There's been a lot of talk lately about taking a more proactive role in regulating derivatives. Well, I received a brazen email last night which illustrates that such derivatives are still being marketed unabashedly, with no shame and no regulation.
The email was from Harrah's, for their Buffet of Buffets. Now, obviously, we know what a buffet is - you go and stuff your pie hole until you can't walk, for an affordable price. A "buffet of buffets," however, is a dangerous derivative, designed to do irreparable harm to society in general, and clearly carries systemic risks. The buffet of buffets allows the purchaser to gorge himself not just at one buffet, but at ANY of Harrah's 7 buffets at 7 different Vegas Strip properties. "Revel in Las Vegas' world renowned buffets in a whole new way!" The banner touts... Yeah - sure - I remember similar claims about adjustable rate and interest only mortgages, CDOs and CDS... new, "innovative" products that were supposed to be godsends, and turned out to be tools of the devil.
There is brazen fraudulent mistrepresentation in this derivative also: the terms sheet claims: "unlimited-access buffet passes to any of seven world-class buffets." However, the list of buffets included is then disclosed:
It's obvious that the structurers of this derivative tried to put in some absolute crap that would under-perform and cause damage to purchasers - as anyone who has done any kind of research would agree that calling the Imperial Palace's buffet "world class" is outright fraud.

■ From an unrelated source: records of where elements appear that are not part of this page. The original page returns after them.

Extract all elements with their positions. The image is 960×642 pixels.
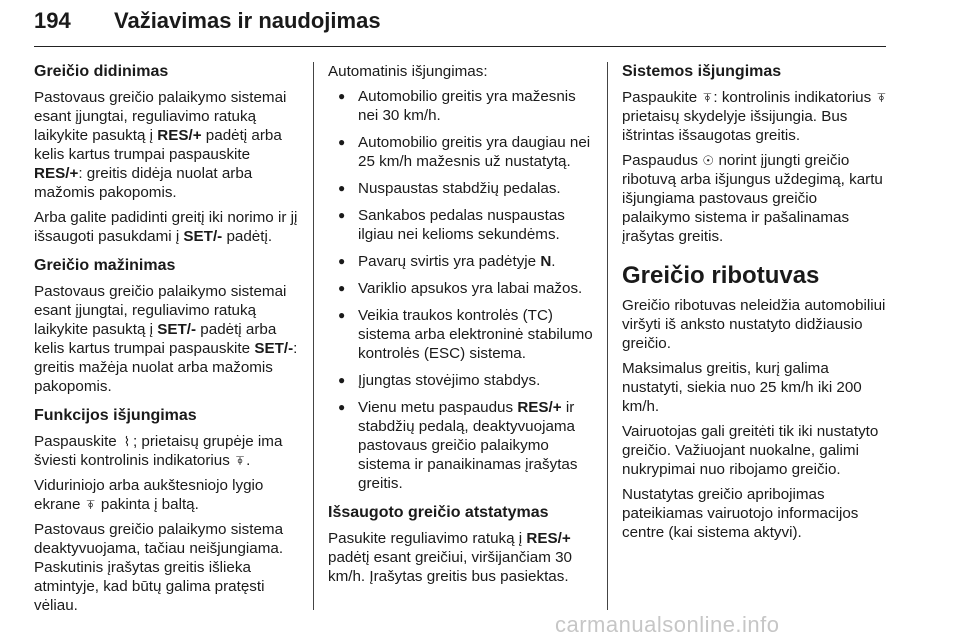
cruise-control-icon: ⍕ <box>877 90 886 105</box>
page-header <box>34 2 886 42</box>
paragraph-limiter-3: Vairuotojas gali greitėti tik iki nustatyto greičio. Važiuojant nuokalne, galimi nukrypimai nuo ribojamo greičio. <box>622 423 879 478</box>
list-item: ● Vienu metu paspaudus RES/+ ir stabdžių pedalą, deaktyvuojama pastovaus greičio palaikymo sistema ir panaikinamas įrašytas greitis. <box>328 398 594 493</box>
paragraph-off-1: Paspauskite ⌇ ; prietaisų grupėje ima šviesti kontrolinis indikatorius ⍕ . <box>34 433 283 469</box>
heading-restore-speed: Išsaugoto greičio atstatymas <box>328 504 549 521</box>
column-divider-2 <box>607 62 608 610</box>
speed-limiter-icon: ☉ <box>702 153 715 168</box>
column-1 <box>34 62 300 621</box>
cruise-control-icon: ⍕ <box>236 453 244 468</box>
list-item: ● Automobilio greitis yra mažesnis nei 30 km/h. <box>328 87 594 125</box>
column-3 <box>622 62 888 548</box>
paragraph-system-off-2: Paspaudus ☉ norint įjungti greičio ribotuvą arba išjungus uždegimą, kartu išjungiama pastovaus greičio palaikymo sistema ir pašalinamas įrašytas greitis. <box>622 152 883 245</box>
auto-off-list <box>328 87 594 493</box>
column-divider-1 <box>313 62 314 610</box>
paragraph-limiter-2: Maksimalus greitis, kurį galima nustatyti, siekia nuo 25 km/h iki 200 km/h. <box>622 360 862 415</box>
chapter-title: Važiavimas ir naudojimas <box>114 8 381 33</box>
watermark: carmanualsonline.info <box>555 612 780 637</box>
page-number: 194 <box>34 8 71 33</box>
list-item: ● Nuspaustas stabdžių pedalas. <box>328 179 594 198</box>
column-2 <box>328 62 594 592</box>
heading-system-off: Sistemos išjungimas <box>622 63 782 80</box>
list-item: ● Įjungtas stovėjimo stabdys. <box>328 371 594 390</box>
heading-speed-limiter: Greičio ribotuvas <box>622 262 820 289</box>
paragraph-limiter-1: Greičio ribotuvas neleidžia automobiliui viršyti iš anksto nustatyto didžiausio greičio. <box>622 297 886 352</box>
paragraph-system-off-1: Paspaukite ⍕ : kontrolinis indikatorius ⍕ prietaisų skydelyje išsijungia. Bus ištrintas išsaugotas greitis. <box>622 88 888 145</box>
heading-speed-decrease: Greičio mažinimas <box>34 257 176 274</box>
header-divider <box>34 46 886 47</box>
paragraph-increase-1: Pastovaus greičio palaikymo sistemai esant įjungtai, reguliavimo ratuką laikykite pasuktą į RES/+ padėtį arba kelis kartus trumpai paspauskite RES/+: greitis didėja nuolat arba mažomis pakopomis. <box>34 89 287 201</box>
paragraph-off-3: Pastovaus greičio palaikymo sistema deaktyvuojama, tačiau neišjungiama. Paskutinis įrašytas greitis išlieka atmintyje, kad būtų galima pratęsti vėliau. <box>34 521 284 614</box>
paragraph-decrease: Pastovaus greičio palaikymo sistemai esant įjungtai, reguliavimo ratuką laikykite pasuktą į SET/- padėtį arba kelis kartus trumpai paspauskite SET/-: greitis mažėja nuolat arba mažomis pakopomis. <box>34 283 298 395</box>
cruise-control-icon: ⍕ <box>703 90 712 105</box>
list-item: ● Automobilio greitis yra daugiau nei 25 km/h mažesnis už nustatytą. <box>328 133 594 171</box>
cruise-control-icon: ⍕ <box>86 497 95 512</box>
list-item: ● Sankabos pedalas nuspaustas ilgiau nei kelioms sekundėms. <box>328 206 594 244</box>
cruise-pause-icon: ⌇ <box>123 434 131 449</box>
heading-function-off: Funkcijos išjungimas <box>34 407 197 424</box>
list-item: ● Veikia traukos kontrolės (TC) sistema arba elektroninė stabilumo kontrolės (ESC) sistema. <box>328 306 594 363</box>
paragraph-limiter-4: Nustatytas greičio apribojimas pateikiamas vairuotojo informacijos centre (kai sistema aktyvi). <box>622 486 859 541</box>
heading-speed-increase: Greičio didinimas <box>34 63 169 80</box>
list-item: ● Variklio apsukos yra labai mažos. <box>328 279 594 298</box>
paragraph-restore: Pasukite reguliavimo ratuką į RES/+ padėtį esant greičiui, viršijančiam 30 km/h. Įrašytas greitis bus pasiektas. <box>328 530 572 585</box>
paragraph-off-2: Viduriniojo arba aukštesniojo lygio ekrane ⍕ pakinta į baltą. <box>34 477 264 513</box>
paragraph-increase-2: Arba galite padidinti greitį iki norimo ir jį išsaugoti pasukdami į SET/- padėtį. <box>34 209 298 245</box>
list-item: ● Pavarų svirtis yra padėtyje N. <box>328 252 594 271</box>
auto-off-intro: Automatinis išjungimas: <box>328 63 488 80</box>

Let's get back to the prospectus:
"Loosen your belt and get a "Buffet of Buffets" day pass, then let loose and enjoy all day access to seven of the most spectacular buffets in the city, all for one ridiculously affordable price of $29.99."
Hmmm.. that sounds familiar - oh yes - it reminds me of a pick-a-payment mortgage, as described here by AAMortgage:
"A mortgage that makes home buying more affordable. You can increase your cash flow by selecting a very low payment from the variety of choices available. This flexibility gives you more control over your finances."
The pick-a-payment mortgage was supposed to be a benign way to gain flexability and affordability... Just like the buffet of buffets! And we know how pick-a-payment worked out - mass carnage!
Reading more of the fine print on the buffet of buffets: "Just charge your buffet to your room, and you're on your way to a once-in-a-lifetime Las Vegas buffet experience."
Hmmm. I am almost certain that this won't be a "once-in-a-lifetime experience." At the very least, you will revisit the experience the next morning on the crapper, as your body fights the effects of the prior day's binge. Unfortunately, although you can postpone the economic reality of debt repayment by issuing new debt, you can't postpone the gastrointestinal reality of the buffet of buffets by hitting another buffet. Let's give them the benefit of the doubt and just say it should be described as at least a "twice in a lifetime experience."
Believe it or not, this seemingly simple derivative buffet of buffets is so complicated that they need a frequently asked questions document for it! My favorite is this one:
"8. What happens if I am in line to enter a buffet when my all-inclusive citywide buffet pass expires?
A: Unfortunately, once the pass has expired we can not let a customer in with their expired pass. Customers should give themselves plenty of time to gain entry into a buffet should they want to go close to when their current pass will expire."
Well - that should sound alarm bells in the head of any prudent investor - this is the problem Scion Capital's Michael Burry had with his negative carry positions: his investors didn't want to wait for their seat at the profit table, and chastised Burry for spending money holding the positions, which resulted in him being forced to liquidate earlier than he wanted to.
If you have the buffet of buffets pass, you'll be worried about getting stuck in line and having your pass expire, so you'll have a tendency to hit the buffet at sub-optimal times, earlier than you prefer, and thus you'll be giving up expected value.
Summing up, we can easily see that despite its benign appearance and marketing, the buffet of buffets is a dangerous derivative that bears many common characteristics of products we have already seen fail spectacularly during the financial crisis. We need less talk about regulation, and more actual regulation, and this is a good time to start.